Title: Re: Things to do before the Mayan apocalypse: membergroups
Post by: Arantor on September 23rd, 2012, 04:03 PM
Oh I have plenty of opinions but there are a LOT of issues that stem out of this, mostly fixable of course, but nonetheless a lot of issues.
Title: Re: Things to do before the Mayan apocalypse: membergroups
Post by: Nao on September 23rd, 2012, 11:37 PM
But do you see more issues coming out of using membergroups for contact lists, or a proper contact list table..?

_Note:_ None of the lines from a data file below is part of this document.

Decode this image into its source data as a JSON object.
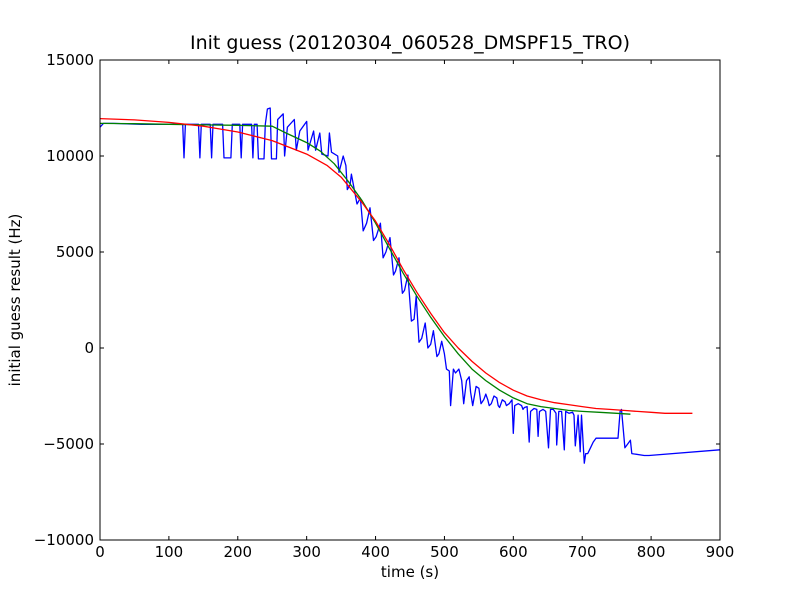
{
  "chart_data": {
    "type": "line",
    "title": "Init guess (20120304_060528_DMSPF15_TRO)",
    "xlabel": "time (s)",
    "ylabel": "initial guess result (Hz)",
    "xlim": [
      0,
      900
    ],
    "ylim": [
      -10000,
      15000
    ],
    "x_ticks": [
      0,
      100,
      200,
      300,
      400,
      500,
      600,
      700,
      800,
      900
    ],
    "y_ticks": [
      -10000,
      -5000,
      0,
      5000,
      10000,
      15000
    ],
    "grid": false,
    "legend": "none",
    "series": [
      {
        "color": "#0000ff",
        "points": [
          [
            0,
            11500
          ],
          [
            5,
            11700
          ],
          [
            20,
            11700
          ],
          [
            60,
            11650
          ],
          [
            100,
            11650
          ],
          [
            120,
            11650
          ],
          [
            122,
            9900
          ],
          [
            124,
            11650
          ],
          [
            143,
            11650
          ],
          [
            145,
            9900
          ],
          [
            147,
            11650
          ],
          [
            160,
            11650
          ],
          [
            162,
            9900
          ],
          [
            164,
            11650
          ],
          [
            178,
            11650
          ],
          [
            180,
            9900
          ],
          [
            190,
            9900
          ],
          [
            192,
            11650
          ],
          [
            203,
            11650
          ],
          [
            205,
            9900
          ],
          [
            207,
            11650
          ],
          [
            220,
            11650
          ],
          [
            222,
            9900
          ],
          [
            224,
            11650
          ],
          [
            228,
            11650
          ],
          [
            230,
            9850
          ],
          [
            238,
            9850
          ],
          [
            240,
            11650
          ],
          [
            243,
            12450
          ],
          [
            247,
            12500
          ],
          [
            249,
            9850
          ],
          [
            256,
            9850
          ],
          [
            258,
            11900
          ],
          [
            266,
            12200
          ],
          [
            268,
            10000
          ],
          [
            272,
            11500
          ],
          [
            282,
            11900
          ],
          [
            285,
            10300
          ],
          [
            290,
            11300
          ],
          [
            300,
            11800
          ],
          [
            302,
            10300
          ],
          [
            310,
            11300
          ],
          [
            313,
            10300
          ],
          [
            319,
            11200
          ],
          [
            322,
            10100
          ],
          [
            331,
            10000
          ],
          [
            333,
            11200
          ],
          [
            336,
            10200
          ],
          [
            345,
            10000
          ],
          [
            347,
            9150
          ],
          [
            353,
            10000
          ],
          [
            357,
            9500
          ],
          [
            359,
            8250
          ],
          [
            363,
            8500
          ],
          [
            365,
            9050
          ],
          [
            373,
            7500
          ],
          [
            378,
            7800
          ],
          [
            382,
            6100
          ],
          [
            387,
            6500
          ],
          [
            392,
            7300
          ],
          [
            397,
            5600
          ],
          [
            401,
            5800
          ],
          [
            407,
            6500
          ],
          [
            411,
            4700
          ],
          [
            415,
            5000
          ],
          [
            421,
            5750
          ],
          [
            426,
            3800
          ],
          [
            429,
            4000
          ],
          [
            434,
            4700
          ],
          [
            439,
            2850
          ],
          [
            442,
            3000
          ],
          [
            447,
            3800
          ],
          [
            452,
            1400
          ],
          [
            456,
            1500
          ],
          [
            459,
            2700
          ],
          [
            463,
            300
          ],
          [
            467,
            500
          ],
          [
            472,
            1300
          ],
          [
            476,
            0
          ],
          [
            480,
            200
          ],
          [
            484,
            900
          ],
          [
            489,
            -450
          ],
          [
            492,
            -300
          ],
          [
            496,
            350
          ],
          [
            500,
            -300
          ],
          [
            503,
            -1100
          ],
          [
            507,
            -1200
          ],
          [
            509,
            -3000
          ],
          [
            513,
            -1100
          ],
          [
            516,
            -1300
          ],
          [
            521,
            -1100
          ],
          [
            525,
            -1700
          ],
          [
            528,
            -2900
          ],
          [
            532,
            -1700
          ],
          [
            536,
            -1500
          ],
          [
            538,
            -2300
          ],
          [
            541,
            -3000
          ],
          [
            546,
            -2000
          ],
          [
            550,
            -2100
          ],
          [
            553,
            -2900
          ],
          [
            557,
            -2700
          ],
          [
            560,
            -2400
          ],
          [
            563,
            -2700
          ],
          [
            565,
            -3000
          ],
          [
            568,
            -2900
          ],
          [
            572,
            -2500
          ],
          [
            576,
            -2600
          ],
          [
            578,
            -3000
          ],
          [
            580,
            -3100
          ],
          [
            584,
            -2700
          ],
          [
            588,
            -2800
          ],
          [
            590,
            -3000
          ],
          [
            594,
            -2900
          ],
          [
            598,
            -2700
          ],
          [
            600,
            -4450
          ],
          [
            602,
            -3000
          ],
          [
            607,
            -2900
          ],
          [
            612,
            -3000
          ],
          [
            614,
            -3200
          ],
          [
            616,
            -3100
          ],
          [
            620,
            -3050
          ],
          [
            623,
            -4900
          ],
          [
            625,
            -3300
          ],
          [
            630,
            -3150
          ],
          [
            634,
            -3200
          ],
          [
            636,
            -4600
          ],
          [
            638,
            -3300
          ],
          [
            643,
            -3200
          ],
          [
            647,
            -3300
          ],
          [
            651,
            -5200
          ],
          [
            654,
            -3200
          ],
          [
            658,
            -3200
          ],
          [
            662,
            -3400
          ],
          [
            663,
            -5050
          ],
          [
            666,
            -3300
          ],
          [
            670,
            -3300
          ],
          [
            674,
            -5300
          ],
          [
            676,
            -3300
          ],
          [
            681,
            -3400
          ],
          [
            686,
            -3350
          ],
          [
            688,
            -3500
          ],
          [
            690,
            -5100
          ],
          [
            694,
            -3500
          ],
          [
            697,
            -5400
          ],
          [
            699,
            -3500
          ],
          [
            703,
            -6000
          ],
          [
            705,
            -5500
          ],
          [
            708,
            -5500
          ],
          [
            712,
            -5200
          ],
          [
            716,
            -4900
          ],
          [
            720,
            -4700
          ],
          [
            740,
            -4700
          ],
          [
            752,
            -4700
          ],
          [
            755,
            -3300
          ],
          [
            757,
            -3200
          ],
          [
            762,
            -5200
          ],
          [
            766,
            -5000
          ],
          [
            770,
            -4800
          ],
          [
            772,
            -5500
          ],
          [
            790,
            -5600
          ],
          [
            797,
            -5600
          ],
          [
            900,
            -5300
          ]
        ]
      },
      {
        "color": "#008000",
        "points": [
          [
            0,
            11700
          ],
          [
            50,
            11680
          ],
          [
            100,
            11650
          ],
          [
            150,
            11620
          ],
          [
            200,
            11600
          ],
          [
            250,
            11550
          ],
          [
            270,
            11200
          ],
          [
            300,
            10700
          ],
          [
            320,
            10250
          ],
          [
            340,
            9600
          ],
          [
            360,
            8700
          ],
          [
            380,
            7700
          ],
          [
            400,
            6500
          ],
          [
            420,
            5200
          ],
          [
            440,
            3900
          ],
          [
            460,
            2700
          ],
          [
            480,
            1600
          ],
          [
            500,
            600
          ],
          [
            520,
            -300
          ],
          [
            540,
            -1100
          ],
          [
            560,
            -1700
          ],
          [
            580,
            -2200
          ],
          [
            600,
            -2600
          ],
          [
            620,
            -2900
          ],
          [
            640,
            -3050
          ],
          [
            660,
            -3150
          ],
          [
            680,
            -3250
          ],
          [
            700,
            -3300
          ],
          [
            725,
            -3350
          ],
          [
            750,
            -3400
          ],
          [
            770,
            -3450
          ]
        ]
      },
      {
        "color": "#ff0000",
        "points": [
          [
            0,
            11950
          ],
          [
            50,
            11880
          ],
          [
            100,
            11750
          ],
          [
            150,
            11550
          ],
          [
            200,
            11250
          ],
          [
            250,
            10800
          ],
          [
            300,
            10100
          ],
          [
            330,
            9500
          ],
          [
            350,
            8900
          ],
          [
            380,
            7600
          ],
          [
            400,
            6600
          ],
          [
            420,
            5400
          ],
          [
            440,
            4100
          ],
          [
            460,
            2900
          ],
          [
            480,
            1800
          ],
          [
            500,
            800
          ],
          [
            520,
            0
          ],
          [
            540,
            -700
          ],
          [
            560,
            -1300
          ],
          [
            580,
            -1800
          ],
          [
            600,
            -2200
          ],
          [
            620,
            -2500
          ],
          [
            640,
            -2700
          ],
          [
            660,
            -2850
          ],
          [
            680,
            -2950
          ],
          [
            700,
            -3050
          ],
          [
            720,
            -3150
          ],
          [
            740,
            -3200
          ],
          [
            760,
            -3250
          ],
          [
            780,
            -3300
          ],
          [
            800,
            -3350
          ],
          [
            820,
            -3400
          ],
          [
            840,
            -3400
          ],
          [
            860,
            -3400
          ]
        ]
      }
    ]
  }
}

I think that contact lists are the easiest to do, and thus probably the easiest to maintain afterwards... And we can always add privacy settings for contact lists afterwards.
Title: Re: Things to do before the Mayan apocalypse: membergroups
Post by: Arantor on September 23rd, 2012, 11:47 PM
I see every single course of action causing a number of issues. Every approach, even leaving it as we have currently, has issues. It isn't as simple as 'which has fewer issues' because some of those have smaller or larger issues.

Contact lists being separate from membergroups would certainly be cleaner and more manageable.
Title: Re: Things to do before the Mayan apocalypse: membergroups
Post by: Nao on September 24th, 2012, 12:22 AM
Okay, looks like a 'go ahead' sign for me :P
Posted: September 24th, 2012, 12:20 AM

(Plus, we get to reset id_group back to a smallint(5)!)